Accordingly, the original action began in November 2004, and the trial court was entitled to conclude based upon the record that Porter made the intentional choice not to identify his expert until over three years later in March 2008,11 which was more than four months past the deadline imposed by the August 1 order. Therefore, at least some evidence authorized the trial court to conclude that Porter and his counsel had wilfully ignored that order, which required a response to outstanding discovery requests, including a request to identify his expert witnesses. While the trial court certainly could have imposed lesser sanctions, including excluding Porter from presenting expert testimony at trial, the court's finding of wilful disobedience was sufficient to support the ultimate sanction of dismissal.

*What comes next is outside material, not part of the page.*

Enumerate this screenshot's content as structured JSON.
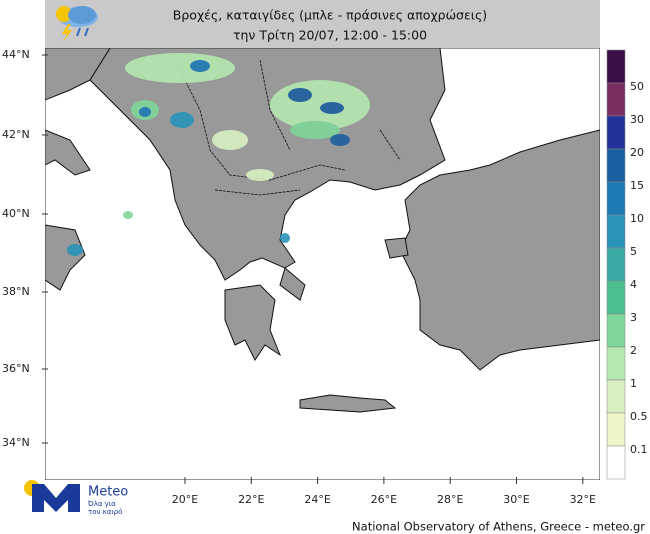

Acknowledging that our Supreme Court has “cautioned against the use of these harsher sanctions except in extreme cases,”12 I cannot say, under the facts of this case, that the trial court abused its discretion in dismissing Porter's action. Cf. Smith v. Adamson, 226 Ga.App. 698, 701(6), 487 S.E.2d 386 (1997) (no abuse of discretion in dismissing the case with prejudice when defendant twice failed to attend her scheduled deposition, at least one of which was court-ordered); Wetherington v. Koepenick & Horne, Inc., 153 Ga.App. 302, 305(3), 265 S.E.2d 107 (1980) (“In the absence of any explanation or justification in the record for the long delay in submitting an adequate response or moving for a protective order, we find no abuse of discretion of the trial court in dismissing plaintiff's complaint.”).

DOYLE, Judge.

SMITH, P.J., PHIPPS and BERNES, JJ., concur. ANDREWS, P.J., BLACKBURN, P.J., and ADAMS, J., dissent.